James Connolly was an unlikely U.S. Olympic hero


He dropped out of school before high school and worked as insurance clerk and engineer before becoming the first-ever modern day Olympic champion

By Josh Barr

He was one of the more unlikely U.S. Olympic heroes of all time. While James Brendan Connolly was a good athlete, he dropped out of school before high school and worked as a clerk at an insurance company then moved to Savannah, Georgia, where one of his brothers helped him get a job with the U.S. Army Corps of Engineers.

Connolly enjoyed playing – and writing – about sports while in Savannah, but at age 27 eventually he decided to further his education … at one of the nation’s most prominent institutions of higher learning.

Connolly enrolled at Harvard for a special engineering course, but his tenure at Harvard was brief. After just one semester, Connolly left Harvard to travel to Europe for the Athens 1896 Olympic Games.

The journey to Athens, Connolly wrote in an autobiography, started with a boat ride across the Atlantic Ocean to Naples, Italy. It was there that Connolly’s wallet was stolen and later recovered by police, who wanted Connolly to press charges against the thief. Taking time to do that, Connolly wrote, would have made him miss the American contingent’s train to Brindisi and he was forced to flee the police – anxious to have Connolly press charges against the thief — and narrowly caught the already departing train.

A steamer ride followed and then a 10-hour train ride brought the group to Athens, thinking they had nearly two weeks to prepare for competition after their lengthy travels.

However, at their first breakfast in Athens, Connolly looked at a program and only then did he realize that the Greeks went by a different calendar. The track and field events began that day, starting with Connolly’s top event, the triple jump (then known as the triple saute).

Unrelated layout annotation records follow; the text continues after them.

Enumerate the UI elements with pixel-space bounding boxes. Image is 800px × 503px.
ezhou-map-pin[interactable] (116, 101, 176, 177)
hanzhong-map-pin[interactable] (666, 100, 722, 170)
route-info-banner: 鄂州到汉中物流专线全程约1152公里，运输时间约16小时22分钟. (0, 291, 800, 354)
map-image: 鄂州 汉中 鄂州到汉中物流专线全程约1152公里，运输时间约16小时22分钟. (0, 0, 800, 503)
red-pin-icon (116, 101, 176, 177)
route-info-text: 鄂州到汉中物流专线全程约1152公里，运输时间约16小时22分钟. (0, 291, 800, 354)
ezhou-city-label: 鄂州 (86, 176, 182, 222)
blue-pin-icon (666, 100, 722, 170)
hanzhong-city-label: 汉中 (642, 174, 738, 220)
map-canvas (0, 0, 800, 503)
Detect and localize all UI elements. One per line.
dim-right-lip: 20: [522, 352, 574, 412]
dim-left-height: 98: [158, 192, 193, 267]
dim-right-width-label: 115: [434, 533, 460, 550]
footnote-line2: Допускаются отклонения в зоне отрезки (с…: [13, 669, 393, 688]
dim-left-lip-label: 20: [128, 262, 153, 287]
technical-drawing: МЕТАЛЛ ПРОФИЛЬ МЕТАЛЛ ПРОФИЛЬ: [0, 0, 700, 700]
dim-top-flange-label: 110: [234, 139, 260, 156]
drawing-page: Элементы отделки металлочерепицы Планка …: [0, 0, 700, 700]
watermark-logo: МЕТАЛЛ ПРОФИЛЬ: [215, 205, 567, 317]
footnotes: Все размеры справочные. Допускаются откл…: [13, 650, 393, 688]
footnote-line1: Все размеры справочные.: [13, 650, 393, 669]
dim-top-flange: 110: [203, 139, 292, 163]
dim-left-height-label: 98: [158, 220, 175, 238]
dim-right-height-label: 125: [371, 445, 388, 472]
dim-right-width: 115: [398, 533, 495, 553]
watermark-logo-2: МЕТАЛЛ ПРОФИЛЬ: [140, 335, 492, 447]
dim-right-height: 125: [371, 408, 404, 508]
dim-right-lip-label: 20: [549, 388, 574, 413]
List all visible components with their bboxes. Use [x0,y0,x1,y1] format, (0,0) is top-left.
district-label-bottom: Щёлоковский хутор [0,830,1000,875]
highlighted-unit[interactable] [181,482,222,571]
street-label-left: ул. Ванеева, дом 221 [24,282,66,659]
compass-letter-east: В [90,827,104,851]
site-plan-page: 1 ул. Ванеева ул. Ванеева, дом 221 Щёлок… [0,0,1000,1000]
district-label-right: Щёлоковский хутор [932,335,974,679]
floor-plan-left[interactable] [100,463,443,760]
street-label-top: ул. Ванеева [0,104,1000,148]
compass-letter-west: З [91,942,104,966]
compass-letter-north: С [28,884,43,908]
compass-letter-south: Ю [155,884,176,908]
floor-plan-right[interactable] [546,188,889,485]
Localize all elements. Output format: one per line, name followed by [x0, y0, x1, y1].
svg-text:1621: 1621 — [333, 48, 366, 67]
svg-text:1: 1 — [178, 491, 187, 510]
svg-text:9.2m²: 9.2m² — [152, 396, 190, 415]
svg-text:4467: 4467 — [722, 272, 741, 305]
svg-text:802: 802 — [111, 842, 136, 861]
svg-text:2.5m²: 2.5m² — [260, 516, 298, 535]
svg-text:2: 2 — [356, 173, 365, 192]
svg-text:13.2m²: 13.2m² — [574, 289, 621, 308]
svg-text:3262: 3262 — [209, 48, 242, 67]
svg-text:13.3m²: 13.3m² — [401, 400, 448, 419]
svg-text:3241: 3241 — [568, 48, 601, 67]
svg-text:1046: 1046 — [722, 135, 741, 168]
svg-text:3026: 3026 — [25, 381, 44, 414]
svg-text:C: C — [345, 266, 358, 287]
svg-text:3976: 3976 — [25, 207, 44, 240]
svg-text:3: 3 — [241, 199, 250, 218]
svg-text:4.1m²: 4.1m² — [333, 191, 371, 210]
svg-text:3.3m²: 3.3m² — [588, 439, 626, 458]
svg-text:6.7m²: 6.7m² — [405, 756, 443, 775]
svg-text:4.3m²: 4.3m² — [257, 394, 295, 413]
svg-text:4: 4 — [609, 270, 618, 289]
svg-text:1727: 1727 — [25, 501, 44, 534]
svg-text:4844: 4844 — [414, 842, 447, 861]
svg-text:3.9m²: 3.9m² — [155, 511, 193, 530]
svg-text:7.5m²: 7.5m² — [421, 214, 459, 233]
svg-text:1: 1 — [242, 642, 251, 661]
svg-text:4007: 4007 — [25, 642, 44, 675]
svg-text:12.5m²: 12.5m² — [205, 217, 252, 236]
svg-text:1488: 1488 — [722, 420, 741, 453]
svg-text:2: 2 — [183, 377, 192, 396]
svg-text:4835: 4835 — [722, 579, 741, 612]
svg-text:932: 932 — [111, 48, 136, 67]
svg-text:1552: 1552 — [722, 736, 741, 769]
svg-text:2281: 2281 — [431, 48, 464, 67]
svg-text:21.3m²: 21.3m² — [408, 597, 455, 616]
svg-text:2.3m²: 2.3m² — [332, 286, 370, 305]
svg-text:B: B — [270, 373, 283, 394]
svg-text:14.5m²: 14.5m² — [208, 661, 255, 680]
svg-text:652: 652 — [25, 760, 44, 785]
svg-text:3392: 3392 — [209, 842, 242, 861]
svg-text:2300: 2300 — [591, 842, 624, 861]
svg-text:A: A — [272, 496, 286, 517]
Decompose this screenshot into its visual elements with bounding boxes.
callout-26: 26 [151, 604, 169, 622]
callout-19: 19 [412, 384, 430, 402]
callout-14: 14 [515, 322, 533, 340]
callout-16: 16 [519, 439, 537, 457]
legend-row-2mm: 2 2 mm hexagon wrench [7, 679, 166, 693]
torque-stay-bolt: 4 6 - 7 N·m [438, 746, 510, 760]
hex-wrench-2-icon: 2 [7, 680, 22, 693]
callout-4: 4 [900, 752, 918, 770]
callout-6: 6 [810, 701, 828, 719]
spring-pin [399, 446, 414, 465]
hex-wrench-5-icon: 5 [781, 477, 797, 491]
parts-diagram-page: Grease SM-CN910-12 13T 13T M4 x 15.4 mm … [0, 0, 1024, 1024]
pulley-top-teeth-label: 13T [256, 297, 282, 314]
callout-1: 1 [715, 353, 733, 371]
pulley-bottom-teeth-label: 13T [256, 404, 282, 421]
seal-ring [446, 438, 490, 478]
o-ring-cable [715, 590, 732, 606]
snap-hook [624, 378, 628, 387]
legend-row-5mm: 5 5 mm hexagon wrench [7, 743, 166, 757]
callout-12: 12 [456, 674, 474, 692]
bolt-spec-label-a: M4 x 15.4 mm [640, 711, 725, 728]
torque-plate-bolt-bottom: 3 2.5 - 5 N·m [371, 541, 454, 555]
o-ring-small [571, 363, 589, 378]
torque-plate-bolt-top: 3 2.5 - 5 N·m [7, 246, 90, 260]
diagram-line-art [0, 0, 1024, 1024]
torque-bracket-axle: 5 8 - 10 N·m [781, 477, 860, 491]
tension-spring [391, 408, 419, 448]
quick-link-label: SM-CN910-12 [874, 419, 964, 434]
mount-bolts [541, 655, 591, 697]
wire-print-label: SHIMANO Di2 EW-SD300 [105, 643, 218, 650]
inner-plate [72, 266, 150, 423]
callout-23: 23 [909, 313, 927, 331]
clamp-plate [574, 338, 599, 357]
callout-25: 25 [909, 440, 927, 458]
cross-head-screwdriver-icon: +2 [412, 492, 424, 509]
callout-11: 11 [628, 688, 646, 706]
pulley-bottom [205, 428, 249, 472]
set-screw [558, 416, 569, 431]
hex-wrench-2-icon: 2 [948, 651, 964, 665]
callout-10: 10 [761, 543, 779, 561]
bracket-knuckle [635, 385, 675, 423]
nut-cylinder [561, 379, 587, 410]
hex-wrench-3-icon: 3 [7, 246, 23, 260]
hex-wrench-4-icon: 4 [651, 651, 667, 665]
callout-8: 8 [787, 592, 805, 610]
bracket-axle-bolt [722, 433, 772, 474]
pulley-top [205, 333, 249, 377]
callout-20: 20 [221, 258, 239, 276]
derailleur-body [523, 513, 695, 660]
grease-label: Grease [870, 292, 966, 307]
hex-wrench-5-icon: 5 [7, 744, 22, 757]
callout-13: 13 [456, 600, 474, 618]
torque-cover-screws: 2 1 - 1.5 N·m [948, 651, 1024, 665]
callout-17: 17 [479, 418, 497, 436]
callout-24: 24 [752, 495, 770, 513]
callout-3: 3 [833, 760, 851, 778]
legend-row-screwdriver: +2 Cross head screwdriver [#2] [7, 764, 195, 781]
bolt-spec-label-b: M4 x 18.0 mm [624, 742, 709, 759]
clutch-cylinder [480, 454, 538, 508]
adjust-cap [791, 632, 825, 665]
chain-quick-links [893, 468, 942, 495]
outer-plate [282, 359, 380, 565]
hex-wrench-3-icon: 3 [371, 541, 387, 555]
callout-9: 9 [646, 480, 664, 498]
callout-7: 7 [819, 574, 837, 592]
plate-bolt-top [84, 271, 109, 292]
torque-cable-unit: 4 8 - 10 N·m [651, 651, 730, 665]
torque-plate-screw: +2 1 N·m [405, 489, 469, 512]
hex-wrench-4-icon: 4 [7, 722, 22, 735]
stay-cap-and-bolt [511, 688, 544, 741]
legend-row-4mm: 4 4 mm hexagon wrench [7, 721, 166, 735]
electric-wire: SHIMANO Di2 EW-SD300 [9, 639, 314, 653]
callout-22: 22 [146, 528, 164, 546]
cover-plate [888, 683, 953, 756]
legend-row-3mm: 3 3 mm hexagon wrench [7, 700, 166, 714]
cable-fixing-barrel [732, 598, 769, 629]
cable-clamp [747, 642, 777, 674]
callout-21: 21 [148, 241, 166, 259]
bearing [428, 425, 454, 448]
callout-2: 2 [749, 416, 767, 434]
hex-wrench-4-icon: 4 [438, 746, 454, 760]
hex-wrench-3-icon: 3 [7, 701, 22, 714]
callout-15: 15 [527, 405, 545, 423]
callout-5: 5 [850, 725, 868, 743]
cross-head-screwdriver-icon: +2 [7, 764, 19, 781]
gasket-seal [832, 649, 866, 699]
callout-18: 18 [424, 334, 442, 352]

At the time, the triple was either a hop, step and jump or two hops and a jump. Connolly was the last triple jumper to go off. He noticed that three competitors had done a hop, step and jump, while the rest did two hops and a jump – a technique he had not used since his youth.

“I came to Athens all set to do a hop, step and jump; yet in that stadium that day, in contest for an Olympic championship, I shifted at the last moment to a two hops and a jump, which I hadn’t jumped since a boy against other boys,” Connolly wrote.

Connolly later noted that two important aspects of competing in the Olympics in 1896: Competitors were not allowed to walk off and measure their approaches and that they were not told their results until the end of the competition.

“The track coach of the London Athletic Club named Perry, was smoothing the earth in the pit after each jump,” Connolly wrote. “After my second try I said to Perry: ‘They ought to let a fuhla know, how far he jumps.’ His answer: ‘As far as you’re concerned, you can go on back to your dressing room and take your barth. You have this event in your pocket right now.’ ”

The winner of the very first modern-day Olympic competition, Connolly finished first by a full meter and received the silver medal awarded to first-place finishers at Athens 1896. Second-place finishers received bronze medals, the only other medals awarded there.

Connolly tied fellow American Robert Garrett for second in the high jump (winning the bronze medal) and was third in the long jump (winning no medal). Fellow American Ellery Clark finished first in both the high jump and long jump.

Upon his return to Boston, Connolly resumed his career as a writer, working for newspapers and magazines. He also served in the Ninth Massachusetts Infantry during the Spanish War of 1898.

Connolly returned to the Olympics at Paris 1900 and finished second in the triple jump, bringing home the bronze medal.

Connolly went to a third consecutive Olympic Games at St. Louis 1904, but this time on his next career, as a journalist writing about the Games. He was a prolific author before passing away in 1957 at age 88.